Each non-employee director is automatically granted a five-year non-qualified option to purchase 4,000 shares of NTIC common stock in consideration for their services as directors of NTIC and the Chairman of the Board is automatically granted an additional five-year non-qualified option to purchase 2,000 shares of NTIC common stock in consideration for his services as Chairman on the first day of each fiscal year.  Each non-employee directors who is elected or appointed to the Board following the first day of the fiscal year receives an automatic grant of an option to purchase a pro rata portion of 4,000 shares of NTIC common stock calculated by dividing the number of months remaining in the fiscal year at the time of election or appointment divided by 12, which options are automatically granted at the time of the new director’s election or appointment.  Each automatically granted option becomes exercisable, in full on the one-year anniversary of the date of its grant.  The exercise price of such option is equal to the fair market value of a share of NTIC common stock on the date of grant.  All such options are granted under the Northern Technologies International Corporation Amended and Restated 2007 Stock Incentive Plan.
 
Reimbursement of Expenses
 
All of directors of NTIC are reimbursed for travel expenses for attending meetings and other miscellaneous out-of-pocket expenses incurred in performing their Board functions.
 
Indemnification Agreements
 
NTIC has entered into agreements with all of its directors under which NTIC is required to indemnify them against expenses, judgments, penalties, fines, settlements and other amounts actually and reasonably incurred, including expenses of a derivative action, in connection with an actual or threatened proceeding if any of them may be made a party because he or she is or was a director of NTIC.  NTIC will be obligated to pay these amounts only if the director acted in good faith and in a manner that he or she reasonably believed to be in or not opposed to NTIC’s best interests.  With respect to any criminal proceeding, NTIC will be obligated to pay these amounts only if the director had no reasonable cause to believe his or her conduct was unlawful.  The indemnification agreements also set forth procedures that will apply in the event of a claim for indemnification.
 
 
 

 
Consulting Arrangements
 
NTIC paid consulting fees to Bioplastic Polymers LLC, an entity which is owned by Ramani Narayan, Ph.D., in the aggregate amount of $100,000 and royalty fees in an aggregate amount of $10,244 during the fiscal year ended August 31, 2013.  The consulting services rendered by Bioplastic Polymers LLC related to research and development associated with various new technologies.  The royalty fees were paid pursuant to an oral agreement pursuant to which NTIC has agreed to pay Bioplastic Polymers LLC and Dr.
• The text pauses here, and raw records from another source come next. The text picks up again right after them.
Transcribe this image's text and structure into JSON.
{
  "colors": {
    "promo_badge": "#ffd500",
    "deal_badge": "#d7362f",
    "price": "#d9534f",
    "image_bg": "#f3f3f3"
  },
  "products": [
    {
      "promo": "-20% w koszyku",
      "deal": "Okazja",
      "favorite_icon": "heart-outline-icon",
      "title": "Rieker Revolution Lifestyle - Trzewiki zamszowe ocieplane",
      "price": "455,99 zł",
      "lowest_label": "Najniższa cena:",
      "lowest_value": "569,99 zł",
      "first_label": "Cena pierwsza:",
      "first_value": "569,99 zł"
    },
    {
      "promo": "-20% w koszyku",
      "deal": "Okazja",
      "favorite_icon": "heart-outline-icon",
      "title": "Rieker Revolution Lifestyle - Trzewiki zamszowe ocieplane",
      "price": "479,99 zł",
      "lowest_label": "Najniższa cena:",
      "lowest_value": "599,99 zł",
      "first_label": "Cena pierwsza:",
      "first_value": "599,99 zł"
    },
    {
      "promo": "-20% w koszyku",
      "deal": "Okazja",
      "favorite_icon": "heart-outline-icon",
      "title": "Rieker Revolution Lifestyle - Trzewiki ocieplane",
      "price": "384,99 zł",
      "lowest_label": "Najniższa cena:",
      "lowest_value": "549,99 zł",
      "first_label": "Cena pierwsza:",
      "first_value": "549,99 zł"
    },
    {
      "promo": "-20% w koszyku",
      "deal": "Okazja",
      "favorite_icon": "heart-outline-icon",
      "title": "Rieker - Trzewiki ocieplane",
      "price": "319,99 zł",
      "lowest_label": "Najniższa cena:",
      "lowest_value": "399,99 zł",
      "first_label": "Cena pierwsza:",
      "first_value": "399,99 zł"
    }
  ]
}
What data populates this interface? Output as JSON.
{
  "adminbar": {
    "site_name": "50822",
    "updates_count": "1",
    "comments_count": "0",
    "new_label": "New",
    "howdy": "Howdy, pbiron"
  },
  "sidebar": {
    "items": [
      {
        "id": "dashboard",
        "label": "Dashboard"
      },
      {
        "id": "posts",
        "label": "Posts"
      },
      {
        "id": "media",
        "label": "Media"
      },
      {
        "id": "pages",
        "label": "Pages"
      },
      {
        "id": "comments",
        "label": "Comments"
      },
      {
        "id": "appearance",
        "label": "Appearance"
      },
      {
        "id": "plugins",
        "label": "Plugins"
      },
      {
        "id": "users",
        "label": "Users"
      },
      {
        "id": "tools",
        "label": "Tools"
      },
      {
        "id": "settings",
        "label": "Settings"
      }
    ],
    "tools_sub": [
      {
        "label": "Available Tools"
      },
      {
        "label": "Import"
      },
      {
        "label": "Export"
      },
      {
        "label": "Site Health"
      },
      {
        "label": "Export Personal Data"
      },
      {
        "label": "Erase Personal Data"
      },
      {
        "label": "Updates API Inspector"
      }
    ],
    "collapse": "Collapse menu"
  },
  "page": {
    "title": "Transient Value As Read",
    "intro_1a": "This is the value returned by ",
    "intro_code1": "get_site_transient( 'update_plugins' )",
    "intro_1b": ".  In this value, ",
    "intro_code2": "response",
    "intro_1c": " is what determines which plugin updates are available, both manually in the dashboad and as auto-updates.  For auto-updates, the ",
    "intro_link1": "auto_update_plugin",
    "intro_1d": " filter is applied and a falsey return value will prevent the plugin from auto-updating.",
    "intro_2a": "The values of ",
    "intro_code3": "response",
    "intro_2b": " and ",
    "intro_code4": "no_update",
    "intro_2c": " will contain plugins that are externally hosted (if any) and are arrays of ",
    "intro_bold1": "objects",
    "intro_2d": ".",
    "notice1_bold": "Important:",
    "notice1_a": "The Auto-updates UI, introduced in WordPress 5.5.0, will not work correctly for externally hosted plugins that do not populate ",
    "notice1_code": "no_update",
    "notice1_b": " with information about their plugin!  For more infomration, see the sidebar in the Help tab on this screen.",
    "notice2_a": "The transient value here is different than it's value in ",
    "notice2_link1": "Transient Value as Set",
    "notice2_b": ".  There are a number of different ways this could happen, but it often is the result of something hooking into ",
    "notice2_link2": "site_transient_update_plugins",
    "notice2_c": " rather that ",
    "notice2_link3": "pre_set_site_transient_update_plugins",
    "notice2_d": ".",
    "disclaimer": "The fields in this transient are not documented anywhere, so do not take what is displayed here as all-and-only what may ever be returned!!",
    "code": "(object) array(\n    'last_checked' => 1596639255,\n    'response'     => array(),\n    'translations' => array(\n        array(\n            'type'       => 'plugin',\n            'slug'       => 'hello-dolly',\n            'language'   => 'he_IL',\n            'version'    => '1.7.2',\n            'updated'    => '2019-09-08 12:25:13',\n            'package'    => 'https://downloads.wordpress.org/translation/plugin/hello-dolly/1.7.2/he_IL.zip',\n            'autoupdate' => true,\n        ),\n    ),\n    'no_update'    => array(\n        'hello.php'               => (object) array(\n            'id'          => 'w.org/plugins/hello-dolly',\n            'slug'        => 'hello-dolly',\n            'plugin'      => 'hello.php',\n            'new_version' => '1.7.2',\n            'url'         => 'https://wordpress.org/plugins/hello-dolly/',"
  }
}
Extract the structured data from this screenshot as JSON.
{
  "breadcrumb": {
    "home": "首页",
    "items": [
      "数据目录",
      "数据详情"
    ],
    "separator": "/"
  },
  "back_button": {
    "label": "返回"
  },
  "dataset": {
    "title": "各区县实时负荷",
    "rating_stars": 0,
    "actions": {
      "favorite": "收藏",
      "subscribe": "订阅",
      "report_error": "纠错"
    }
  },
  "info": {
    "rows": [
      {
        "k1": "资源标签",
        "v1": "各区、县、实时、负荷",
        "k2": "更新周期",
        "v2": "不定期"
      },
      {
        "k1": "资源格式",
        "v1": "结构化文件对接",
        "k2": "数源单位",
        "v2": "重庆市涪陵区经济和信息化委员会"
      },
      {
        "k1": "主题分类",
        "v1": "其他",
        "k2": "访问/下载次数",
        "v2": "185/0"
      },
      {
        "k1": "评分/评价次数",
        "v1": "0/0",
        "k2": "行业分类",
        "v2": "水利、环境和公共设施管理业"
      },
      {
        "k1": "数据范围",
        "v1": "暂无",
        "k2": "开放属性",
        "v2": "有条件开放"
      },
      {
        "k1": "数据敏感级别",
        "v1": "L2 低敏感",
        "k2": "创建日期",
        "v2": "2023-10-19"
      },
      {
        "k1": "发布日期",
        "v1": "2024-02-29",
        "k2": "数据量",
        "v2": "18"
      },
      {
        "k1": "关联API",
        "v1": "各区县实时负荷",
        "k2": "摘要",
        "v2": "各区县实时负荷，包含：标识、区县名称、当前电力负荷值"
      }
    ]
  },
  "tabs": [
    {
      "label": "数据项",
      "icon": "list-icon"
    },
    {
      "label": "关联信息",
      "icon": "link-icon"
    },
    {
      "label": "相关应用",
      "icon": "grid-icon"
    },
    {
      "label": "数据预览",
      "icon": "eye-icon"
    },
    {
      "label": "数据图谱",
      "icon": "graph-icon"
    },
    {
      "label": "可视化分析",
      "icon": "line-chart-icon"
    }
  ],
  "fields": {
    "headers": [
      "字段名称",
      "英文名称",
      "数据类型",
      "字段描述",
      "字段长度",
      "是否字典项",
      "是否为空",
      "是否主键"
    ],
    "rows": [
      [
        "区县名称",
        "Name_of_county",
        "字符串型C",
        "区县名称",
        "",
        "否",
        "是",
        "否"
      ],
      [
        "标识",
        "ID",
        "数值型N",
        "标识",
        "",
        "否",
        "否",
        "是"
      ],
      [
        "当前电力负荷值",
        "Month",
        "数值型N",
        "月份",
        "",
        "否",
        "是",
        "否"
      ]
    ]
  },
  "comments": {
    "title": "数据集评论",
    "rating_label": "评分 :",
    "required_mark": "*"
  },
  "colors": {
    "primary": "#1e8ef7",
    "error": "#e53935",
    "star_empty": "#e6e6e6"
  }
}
Narayan in consideration of the transfer and assignment by Biopolymer Plastics LLC and Dr. Narayan of certain biodegradable polymer technology to NTIC, an aggregate of three percent of the gross margin on any net sales of products incorporating the biodegradable polymer technology transferred to NTIC by Bioplastic Polymers LLC and Dr. Narayan for a period of 10 years, provided that if a patent for or with respect to biodegradable polymer technology is issued before the expiration of such 10 year period, then NTIC will until the expiration of such patent pay to Bioplastic Polymers LLC and Dr. Narayan an aggregate three percent of the biodegradable polymer technology gross margin attributable to such patent.